Same thing with my previous poem which some saw as sad:
New Year’s Model
Old walk, new waddle
as border I straddle
of was forever will be
or
break from cage
cocoon hibernation
burn to butterfly
phoenix rebirth
No, not sad — positive . . . this was a meditation on me deciding not to immediately replenish my grass supply because I’m in a same-old rut and need to break out of my soothing sleep, leave my cocoon and become butterfly, rise in new from Phoenix ash of old.
Don’t know about the rest of you, but I’m constantly sparring with my nature, trying to encourage my better inclinations and discourage or even hopefully conquer my lower nature.
Guess I’m too cryptic in my writing – but that’s what poetry is, unless it’s the easy to follow verse of an Ogden Nash or Dr Seuss (both of whom I respect, although respect doesn’t cover Dr Seuss — it’d be more like awe).
And I must admit I don’t understand or get a lot of my fellow poets’ poems as well because I don’t have their secret starting point to know where to begin.
So I’ll continue to write and post and be misunderstood because basically writing poems supplies me my worth factor – any day with a new poem is a day I’ve earned my keep.
Fortunately I write a lot of straight forward verse as well that’s easier to see as positive, even though it often hides darkness beneath in implication.
We’re all a work in process. Life is process. Good, bad, indifferent, in between . . . we work on what we are, and what we are comes from who we’ve been and what we want to be.
You can decide when I’m done how plus or minus I was along the way. Until then, misunderstand away — but remember, even my negative words have a basic inner positive thrust — they imply “This could be better” or “There is light and potential purpose beneath this dark analysis.”
Like all of us, I’m dark and light within. Been either fighting that or trying to come to terms with it my entire life. Figure my job is to handle the dark and exude the light.
If I make you think along the way, I’ve earned my keep . . . if I make you smile or laugh in the process, well that’s my Christmas bonus.
I think the main clue to the first poem being positive is the word concinnity which means:
1. Harmony in the arrangement or interarrangement of parts with respect to a whole . . . Studied elegance and facility in style of expression . . . an instance of harmonious arrangement or studied elegance and facility.
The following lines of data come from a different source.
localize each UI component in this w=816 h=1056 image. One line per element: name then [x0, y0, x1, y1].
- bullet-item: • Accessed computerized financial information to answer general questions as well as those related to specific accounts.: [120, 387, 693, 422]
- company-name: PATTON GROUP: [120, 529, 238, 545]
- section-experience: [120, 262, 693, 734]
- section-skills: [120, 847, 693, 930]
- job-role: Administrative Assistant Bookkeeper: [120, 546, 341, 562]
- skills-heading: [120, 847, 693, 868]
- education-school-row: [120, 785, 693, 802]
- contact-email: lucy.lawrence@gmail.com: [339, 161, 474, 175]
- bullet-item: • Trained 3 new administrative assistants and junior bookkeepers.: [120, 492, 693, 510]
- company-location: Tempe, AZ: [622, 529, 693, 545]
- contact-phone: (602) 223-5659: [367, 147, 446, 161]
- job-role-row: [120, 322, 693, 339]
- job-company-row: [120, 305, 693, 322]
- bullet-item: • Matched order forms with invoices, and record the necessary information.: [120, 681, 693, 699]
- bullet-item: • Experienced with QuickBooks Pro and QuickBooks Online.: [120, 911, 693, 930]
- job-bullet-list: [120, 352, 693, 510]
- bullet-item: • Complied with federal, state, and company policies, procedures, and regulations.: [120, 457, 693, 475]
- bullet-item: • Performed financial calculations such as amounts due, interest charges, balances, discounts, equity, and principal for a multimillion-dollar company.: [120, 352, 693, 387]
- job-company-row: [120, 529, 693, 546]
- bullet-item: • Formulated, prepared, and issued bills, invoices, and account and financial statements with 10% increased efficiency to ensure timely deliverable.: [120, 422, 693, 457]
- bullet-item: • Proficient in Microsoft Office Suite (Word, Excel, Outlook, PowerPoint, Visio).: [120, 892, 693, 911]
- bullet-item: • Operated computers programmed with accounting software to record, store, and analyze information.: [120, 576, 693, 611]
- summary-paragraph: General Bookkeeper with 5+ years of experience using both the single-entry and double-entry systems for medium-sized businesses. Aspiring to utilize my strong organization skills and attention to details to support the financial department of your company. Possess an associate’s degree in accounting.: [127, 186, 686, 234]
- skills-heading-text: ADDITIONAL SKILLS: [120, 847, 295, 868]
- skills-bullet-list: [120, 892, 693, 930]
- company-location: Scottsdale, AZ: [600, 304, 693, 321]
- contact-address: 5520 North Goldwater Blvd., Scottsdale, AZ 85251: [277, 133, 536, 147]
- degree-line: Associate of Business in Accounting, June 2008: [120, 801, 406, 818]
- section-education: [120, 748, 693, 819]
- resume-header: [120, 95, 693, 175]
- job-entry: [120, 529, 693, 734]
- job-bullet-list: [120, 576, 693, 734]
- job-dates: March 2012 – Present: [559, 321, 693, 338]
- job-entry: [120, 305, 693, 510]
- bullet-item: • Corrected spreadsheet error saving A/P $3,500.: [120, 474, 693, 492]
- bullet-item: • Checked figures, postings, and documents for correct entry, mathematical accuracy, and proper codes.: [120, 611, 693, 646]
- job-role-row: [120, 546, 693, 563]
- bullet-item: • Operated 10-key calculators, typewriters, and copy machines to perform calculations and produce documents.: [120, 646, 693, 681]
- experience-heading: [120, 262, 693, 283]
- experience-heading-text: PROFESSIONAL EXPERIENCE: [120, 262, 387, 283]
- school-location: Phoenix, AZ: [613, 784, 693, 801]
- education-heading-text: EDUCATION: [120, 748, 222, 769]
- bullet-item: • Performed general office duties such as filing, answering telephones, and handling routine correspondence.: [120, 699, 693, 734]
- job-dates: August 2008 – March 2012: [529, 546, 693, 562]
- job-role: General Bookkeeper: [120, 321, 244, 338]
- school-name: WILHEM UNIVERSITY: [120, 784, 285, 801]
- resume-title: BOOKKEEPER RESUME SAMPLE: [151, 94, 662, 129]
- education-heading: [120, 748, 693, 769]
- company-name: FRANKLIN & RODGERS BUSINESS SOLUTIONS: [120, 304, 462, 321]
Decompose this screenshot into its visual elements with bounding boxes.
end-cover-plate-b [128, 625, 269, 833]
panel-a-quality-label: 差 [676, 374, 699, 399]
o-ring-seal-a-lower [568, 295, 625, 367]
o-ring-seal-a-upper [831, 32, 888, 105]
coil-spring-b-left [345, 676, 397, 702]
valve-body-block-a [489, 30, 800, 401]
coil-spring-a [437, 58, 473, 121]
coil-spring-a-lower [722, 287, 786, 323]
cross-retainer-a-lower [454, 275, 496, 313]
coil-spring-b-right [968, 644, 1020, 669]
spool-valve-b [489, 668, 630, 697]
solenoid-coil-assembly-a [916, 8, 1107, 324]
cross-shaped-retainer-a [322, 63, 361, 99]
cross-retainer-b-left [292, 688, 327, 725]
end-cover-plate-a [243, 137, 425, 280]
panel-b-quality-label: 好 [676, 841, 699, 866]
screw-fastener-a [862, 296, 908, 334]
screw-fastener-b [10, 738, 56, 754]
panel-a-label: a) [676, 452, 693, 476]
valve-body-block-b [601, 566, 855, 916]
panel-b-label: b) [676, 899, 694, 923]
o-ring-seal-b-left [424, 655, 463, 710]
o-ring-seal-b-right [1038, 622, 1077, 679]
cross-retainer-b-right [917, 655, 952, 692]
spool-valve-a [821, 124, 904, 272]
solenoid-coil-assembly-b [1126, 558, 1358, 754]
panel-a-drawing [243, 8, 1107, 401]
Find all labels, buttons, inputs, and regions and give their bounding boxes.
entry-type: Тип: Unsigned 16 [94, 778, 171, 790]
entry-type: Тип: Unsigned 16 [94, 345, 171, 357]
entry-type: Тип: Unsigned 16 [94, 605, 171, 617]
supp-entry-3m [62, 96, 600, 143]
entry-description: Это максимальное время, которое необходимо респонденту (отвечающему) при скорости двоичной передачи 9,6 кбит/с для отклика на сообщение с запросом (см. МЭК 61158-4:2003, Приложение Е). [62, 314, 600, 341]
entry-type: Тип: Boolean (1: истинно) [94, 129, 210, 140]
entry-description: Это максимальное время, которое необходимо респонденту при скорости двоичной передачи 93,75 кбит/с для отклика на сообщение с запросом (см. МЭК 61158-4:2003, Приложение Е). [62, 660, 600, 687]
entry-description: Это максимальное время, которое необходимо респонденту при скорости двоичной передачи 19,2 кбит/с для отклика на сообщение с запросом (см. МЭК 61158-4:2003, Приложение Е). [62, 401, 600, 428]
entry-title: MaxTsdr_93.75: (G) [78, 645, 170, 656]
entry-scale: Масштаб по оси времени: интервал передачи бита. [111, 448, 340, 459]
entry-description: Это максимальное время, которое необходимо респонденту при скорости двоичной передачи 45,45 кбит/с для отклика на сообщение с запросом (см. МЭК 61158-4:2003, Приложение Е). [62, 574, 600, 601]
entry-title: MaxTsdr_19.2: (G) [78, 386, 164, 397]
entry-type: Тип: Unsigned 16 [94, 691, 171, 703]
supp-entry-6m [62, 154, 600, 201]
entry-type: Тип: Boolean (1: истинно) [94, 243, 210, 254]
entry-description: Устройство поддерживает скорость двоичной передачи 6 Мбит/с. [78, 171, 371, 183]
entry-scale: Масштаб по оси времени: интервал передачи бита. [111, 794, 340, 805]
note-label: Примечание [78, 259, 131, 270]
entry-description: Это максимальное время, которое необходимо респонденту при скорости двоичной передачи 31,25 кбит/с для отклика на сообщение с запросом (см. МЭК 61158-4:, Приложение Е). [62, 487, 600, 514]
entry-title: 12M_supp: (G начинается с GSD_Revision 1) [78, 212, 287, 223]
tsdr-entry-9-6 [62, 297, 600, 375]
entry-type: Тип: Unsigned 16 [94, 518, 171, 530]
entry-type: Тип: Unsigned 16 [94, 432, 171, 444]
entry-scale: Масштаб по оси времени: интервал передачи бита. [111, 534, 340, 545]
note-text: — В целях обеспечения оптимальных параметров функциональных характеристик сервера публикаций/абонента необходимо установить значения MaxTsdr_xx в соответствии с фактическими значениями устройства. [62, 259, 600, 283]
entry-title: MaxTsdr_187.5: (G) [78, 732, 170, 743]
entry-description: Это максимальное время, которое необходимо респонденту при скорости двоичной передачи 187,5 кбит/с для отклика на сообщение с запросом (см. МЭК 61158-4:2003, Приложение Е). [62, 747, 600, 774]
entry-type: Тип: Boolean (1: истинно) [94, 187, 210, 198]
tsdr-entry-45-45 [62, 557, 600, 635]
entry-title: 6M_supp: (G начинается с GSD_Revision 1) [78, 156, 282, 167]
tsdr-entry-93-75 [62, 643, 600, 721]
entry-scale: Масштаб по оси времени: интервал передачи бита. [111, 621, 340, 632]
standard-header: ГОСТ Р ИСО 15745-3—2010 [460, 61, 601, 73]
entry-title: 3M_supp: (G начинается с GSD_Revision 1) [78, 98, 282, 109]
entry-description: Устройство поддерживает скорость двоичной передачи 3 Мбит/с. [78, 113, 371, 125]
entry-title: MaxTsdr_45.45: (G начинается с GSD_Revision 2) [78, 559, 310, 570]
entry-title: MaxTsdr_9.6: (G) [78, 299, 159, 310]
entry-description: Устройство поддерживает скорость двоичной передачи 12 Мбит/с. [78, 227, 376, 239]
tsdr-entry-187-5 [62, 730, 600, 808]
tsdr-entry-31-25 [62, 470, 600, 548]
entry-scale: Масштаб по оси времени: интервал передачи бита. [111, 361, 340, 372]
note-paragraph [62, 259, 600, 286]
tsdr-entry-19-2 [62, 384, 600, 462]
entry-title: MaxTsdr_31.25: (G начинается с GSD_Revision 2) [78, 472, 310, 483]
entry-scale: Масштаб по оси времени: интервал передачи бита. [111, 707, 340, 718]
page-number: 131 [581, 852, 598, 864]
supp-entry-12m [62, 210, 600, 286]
This probably doesn’t help folk much because it’s a word nobody knows — I got it from my A-Word-A-Day daily email — wordsmith.org/awad/.
Bottom line – folks overlay their emotion and meaning over my own, and the only way around this is to write simple straight-forward unambiguous poetry, which I can’t always do because I love words too much, the way they flow and twist and transform and play with my mind.
Just another skirmish in the never ending Subjective-Objective War.